Connected-car tech remains promising and elusive

Automated driving might be another area hindered. Right now, many believe V2X messages could provide important information that can be factored into decisions made by self-driving systems.

Such an application is not yet practical for automated-driving testing in the United States, but it’s already happening in Chinese cities. Information on pedestrians and other road users at intersections can be captured from V2X systems affixed to traffic lights and broadcast to nearby robotaxis. It’s one way China has jumped to the vanguard in terms of connected-car technology.

Beyond robotaxis, China became the first country to establish a national strategy for connecting ordinary cars, according to a white paper published in 2021 by 5G Americas, an industry trade group.

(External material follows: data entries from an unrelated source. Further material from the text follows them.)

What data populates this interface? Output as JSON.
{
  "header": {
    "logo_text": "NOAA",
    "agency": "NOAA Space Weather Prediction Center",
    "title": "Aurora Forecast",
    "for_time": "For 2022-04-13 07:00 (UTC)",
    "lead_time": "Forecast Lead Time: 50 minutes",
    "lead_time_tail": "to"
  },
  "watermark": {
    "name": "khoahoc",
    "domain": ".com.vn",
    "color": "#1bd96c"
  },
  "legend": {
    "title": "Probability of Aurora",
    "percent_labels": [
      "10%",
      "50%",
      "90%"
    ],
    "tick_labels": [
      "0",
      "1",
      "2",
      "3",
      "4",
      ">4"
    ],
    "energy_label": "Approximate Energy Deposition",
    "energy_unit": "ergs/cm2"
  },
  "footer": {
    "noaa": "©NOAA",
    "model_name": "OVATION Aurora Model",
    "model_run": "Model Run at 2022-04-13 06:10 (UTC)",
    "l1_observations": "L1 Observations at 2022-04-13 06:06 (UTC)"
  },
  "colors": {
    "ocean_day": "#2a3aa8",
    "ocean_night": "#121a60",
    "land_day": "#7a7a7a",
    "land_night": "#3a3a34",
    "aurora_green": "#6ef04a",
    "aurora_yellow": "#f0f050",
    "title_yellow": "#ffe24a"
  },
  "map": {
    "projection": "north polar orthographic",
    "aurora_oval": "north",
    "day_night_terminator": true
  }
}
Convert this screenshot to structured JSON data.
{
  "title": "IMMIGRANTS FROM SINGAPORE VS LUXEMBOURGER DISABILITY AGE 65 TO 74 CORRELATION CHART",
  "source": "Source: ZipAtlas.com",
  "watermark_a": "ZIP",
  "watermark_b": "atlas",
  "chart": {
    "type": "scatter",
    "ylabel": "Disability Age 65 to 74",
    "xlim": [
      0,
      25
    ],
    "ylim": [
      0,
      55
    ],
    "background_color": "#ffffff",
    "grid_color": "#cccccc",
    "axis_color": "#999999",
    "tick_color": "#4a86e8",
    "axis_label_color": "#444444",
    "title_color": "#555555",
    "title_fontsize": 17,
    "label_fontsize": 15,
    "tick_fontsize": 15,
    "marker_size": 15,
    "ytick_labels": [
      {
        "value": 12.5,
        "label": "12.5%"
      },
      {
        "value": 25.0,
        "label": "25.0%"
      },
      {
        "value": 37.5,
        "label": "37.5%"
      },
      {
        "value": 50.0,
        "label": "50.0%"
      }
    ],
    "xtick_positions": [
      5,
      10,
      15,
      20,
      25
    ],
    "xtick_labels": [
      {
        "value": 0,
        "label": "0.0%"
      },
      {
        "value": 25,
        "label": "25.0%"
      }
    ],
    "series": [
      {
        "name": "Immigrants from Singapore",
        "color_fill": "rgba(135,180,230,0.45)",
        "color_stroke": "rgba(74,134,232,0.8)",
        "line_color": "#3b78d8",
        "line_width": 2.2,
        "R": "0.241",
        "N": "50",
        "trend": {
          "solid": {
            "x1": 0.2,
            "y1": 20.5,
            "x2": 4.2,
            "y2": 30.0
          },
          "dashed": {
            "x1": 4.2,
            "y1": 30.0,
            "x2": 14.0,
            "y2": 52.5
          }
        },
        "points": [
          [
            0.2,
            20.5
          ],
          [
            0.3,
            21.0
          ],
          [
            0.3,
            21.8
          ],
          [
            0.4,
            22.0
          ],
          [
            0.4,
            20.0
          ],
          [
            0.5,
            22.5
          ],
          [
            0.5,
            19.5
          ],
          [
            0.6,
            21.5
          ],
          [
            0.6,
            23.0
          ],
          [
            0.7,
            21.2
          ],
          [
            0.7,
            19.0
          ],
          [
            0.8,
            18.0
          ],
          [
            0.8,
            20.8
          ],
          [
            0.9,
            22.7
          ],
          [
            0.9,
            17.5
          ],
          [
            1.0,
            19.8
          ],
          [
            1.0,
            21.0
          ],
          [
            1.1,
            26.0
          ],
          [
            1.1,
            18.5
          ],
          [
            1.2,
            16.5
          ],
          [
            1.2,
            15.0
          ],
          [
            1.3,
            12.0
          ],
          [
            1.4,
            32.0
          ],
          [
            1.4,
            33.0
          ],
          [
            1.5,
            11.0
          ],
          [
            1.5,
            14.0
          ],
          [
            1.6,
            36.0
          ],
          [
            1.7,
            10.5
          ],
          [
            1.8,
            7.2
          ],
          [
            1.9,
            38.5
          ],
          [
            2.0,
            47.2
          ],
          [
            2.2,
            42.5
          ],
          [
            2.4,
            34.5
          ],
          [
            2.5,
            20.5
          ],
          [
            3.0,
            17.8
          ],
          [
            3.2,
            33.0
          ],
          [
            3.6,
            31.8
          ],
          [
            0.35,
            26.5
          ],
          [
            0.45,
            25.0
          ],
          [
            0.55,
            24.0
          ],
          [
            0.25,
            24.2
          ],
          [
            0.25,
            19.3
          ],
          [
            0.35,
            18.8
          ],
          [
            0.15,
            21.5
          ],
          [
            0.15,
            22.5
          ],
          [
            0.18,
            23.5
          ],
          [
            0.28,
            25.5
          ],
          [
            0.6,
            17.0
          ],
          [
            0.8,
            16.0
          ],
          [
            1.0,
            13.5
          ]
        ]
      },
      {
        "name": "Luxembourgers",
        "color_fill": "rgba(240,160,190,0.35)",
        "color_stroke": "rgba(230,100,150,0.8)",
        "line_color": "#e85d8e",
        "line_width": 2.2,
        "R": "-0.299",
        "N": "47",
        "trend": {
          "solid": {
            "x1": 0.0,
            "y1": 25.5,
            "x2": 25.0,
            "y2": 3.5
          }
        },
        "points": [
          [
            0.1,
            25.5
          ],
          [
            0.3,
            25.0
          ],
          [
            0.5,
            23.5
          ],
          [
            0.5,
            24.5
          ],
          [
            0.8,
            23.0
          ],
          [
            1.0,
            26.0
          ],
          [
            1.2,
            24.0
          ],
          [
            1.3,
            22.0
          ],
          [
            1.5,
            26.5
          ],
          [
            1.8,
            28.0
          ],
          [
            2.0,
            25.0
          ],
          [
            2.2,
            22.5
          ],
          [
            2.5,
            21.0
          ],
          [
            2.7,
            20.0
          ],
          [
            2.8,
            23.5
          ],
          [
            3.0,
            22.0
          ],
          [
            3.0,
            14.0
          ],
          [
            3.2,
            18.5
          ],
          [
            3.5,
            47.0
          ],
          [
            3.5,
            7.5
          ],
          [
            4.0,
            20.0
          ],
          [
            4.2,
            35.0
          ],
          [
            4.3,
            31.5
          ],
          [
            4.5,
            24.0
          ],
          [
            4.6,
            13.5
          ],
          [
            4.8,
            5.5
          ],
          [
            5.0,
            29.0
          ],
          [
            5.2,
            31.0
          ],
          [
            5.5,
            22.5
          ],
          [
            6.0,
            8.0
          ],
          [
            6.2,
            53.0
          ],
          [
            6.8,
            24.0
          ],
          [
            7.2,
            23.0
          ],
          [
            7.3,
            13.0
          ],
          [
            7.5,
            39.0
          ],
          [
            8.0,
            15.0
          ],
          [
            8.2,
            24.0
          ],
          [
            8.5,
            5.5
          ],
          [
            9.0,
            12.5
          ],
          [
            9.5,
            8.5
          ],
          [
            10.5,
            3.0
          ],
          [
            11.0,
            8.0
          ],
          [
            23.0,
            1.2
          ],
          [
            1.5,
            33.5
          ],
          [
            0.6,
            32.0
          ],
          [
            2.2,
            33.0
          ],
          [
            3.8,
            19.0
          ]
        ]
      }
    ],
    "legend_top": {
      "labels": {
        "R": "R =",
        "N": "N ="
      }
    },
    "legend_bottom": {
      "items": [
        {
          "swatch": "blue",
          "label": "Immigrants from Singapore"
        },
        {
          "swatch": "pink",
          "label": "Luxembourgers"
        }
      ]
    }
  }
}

Nearly 90 cities have partnered with local wireless operators there and deployed tens of thousands of roadside units equipped to transmit messages.

Ford Motor Co. said in 2021 it was the first automaker in China to commercially deploy cellular-based V2X technology in production, in both the Ford Explorer and Ford Edge Plus models.

“If you think about the problem that we’re trying to solve, China looked at it and said, ‘Yeah, that’s a good idea, we can make the highways more intelligent and provide highway-initiated driver assistance for people to be safer,’ ” said Nakul Duggal, senior vice president and general manager of Qualcomm’s automotive business. “It sounds like something we should go do. Get it done. I don’t know why we’re not able to get out of our own way, frankly.”

Meanwhile, European regulators are moving forward with plans to make automated emergency braking capable of being triggered by V2X-based messages by 2025 in their New Car Assessment Program protocols.

It was not only the FCC decision that stalled developments in the United States. Vehicle-to-vehicle communications have been under development in some form or fashion since RCA pioneered basic technology in the 1950s, and they accelerated in the 1990s. But over the past decade, automakers squabbled with one another regarding the particular method — dedicated short-range communications or cellular — they’d use to transmit the safety messages.

A failure to choose a particular direction left deployments in a vehicular purgatory. If it had been available, messages from the bus near Mount Pleasant, Pa., could have warned the approaching trucks and car of the hazard. Warnings about falling snow and slick roads could have reached the bus before it rounded a curve on the Pennsylvania Turnpike. The crash perhaps exemplified both the promise and the fatal cost of delays.

“People are able to respond much more quickly for a situation where a radar-based system or camera-type systems are really challenged,” Robert Molloy, director of the NTSB’s Highway Safety Office, said on this week’s Shift mobility podcast. “The idea of cars talking to each other really solves a lot of problems.”